Hi, I have a problem with a buffer sum reduction. This is the kernel code:
__kernel void evaluate(__global const uint *pFirstBuffer,
__global const double *pSecondBuffer,
const uint N,
__global uint *pPartialSumBuffer,
__global uint *pOutTestBuffer)
{
uint gid = get_global_id(0);
uint lid = get_local_id(0);
uint grp_id = get_group_id(0);
pPartialSumBuffer[grp_id] = 0;
__local uint lcl_acc[LOCAL_WORK_SIZE]; //I call this kernel with a local work size of 256
lcl_acc[lid] = 0; //and a global size of 220928 (multiple of 256)

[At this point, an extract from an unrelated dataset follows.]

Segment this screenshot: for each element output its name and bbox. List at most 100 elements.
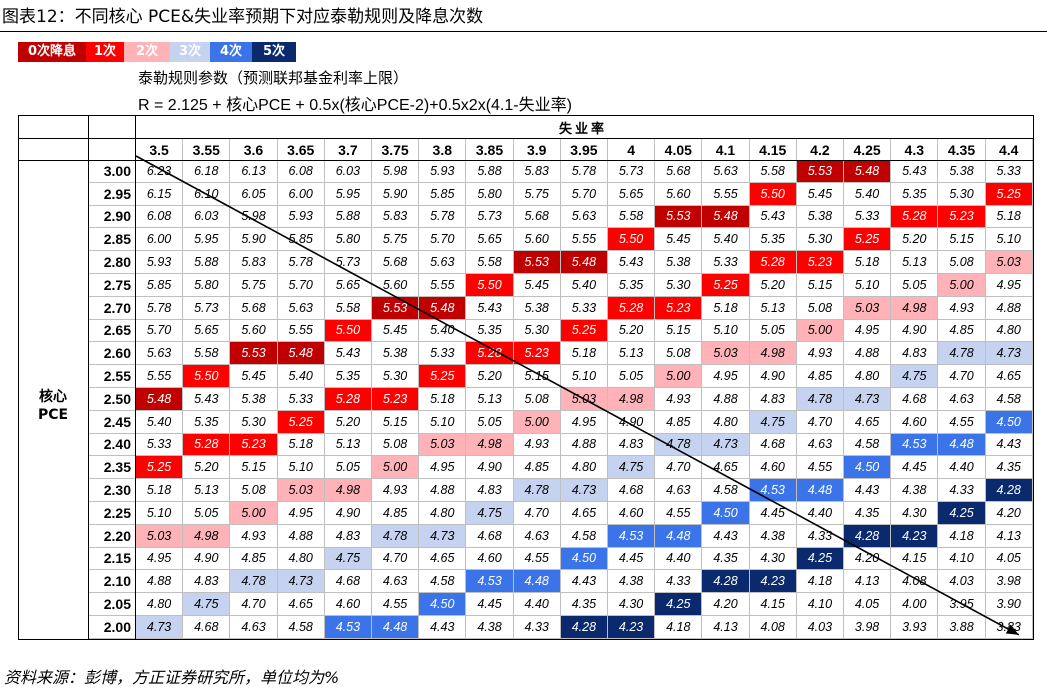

barrier(CLK_LOCAL_MEM_FENCE);
if (gid <= N)
{
double output = … //Here i do some simple computation using pSecondBuffer
if (output <= 0)
pOutTestBuffer[gid] = 1;
else
pOutTestBuffer[gid] = 0;
if (output <= 0)
{
lcl_acc[lid] = 1;
}
}
uint priv_acc = lcl_acc[lid];
barrier(CLK_LOCAL_MEM_FENCE);
uint dist = LOCAL_WORK_SIZE;
while ( dist > 1 )
{
dist >>= 1;
if (gid <= N && lid < dist)
{
priv_acc += lcl_acc[lid + dist];
lcl_acc[lid] = priv_acc;
}
barrier(CLK_LOCAL_MEM_FENCE);
}
if (gid <= N && lid == 0)
{
pPartialSumBuffer[grp_id] = priv_acc;
}
}
Now, after kernel execution, if I check the number of ‘1’ values reducted in pPartialSumBuffer I obtain 2249, while if I check the number of ‘1’ in pOutTestBuffer I obtain 2248.
Why this difference? Something wrong in the way I reduce the local buffer in pPartialSumBuffer?
Tks to all.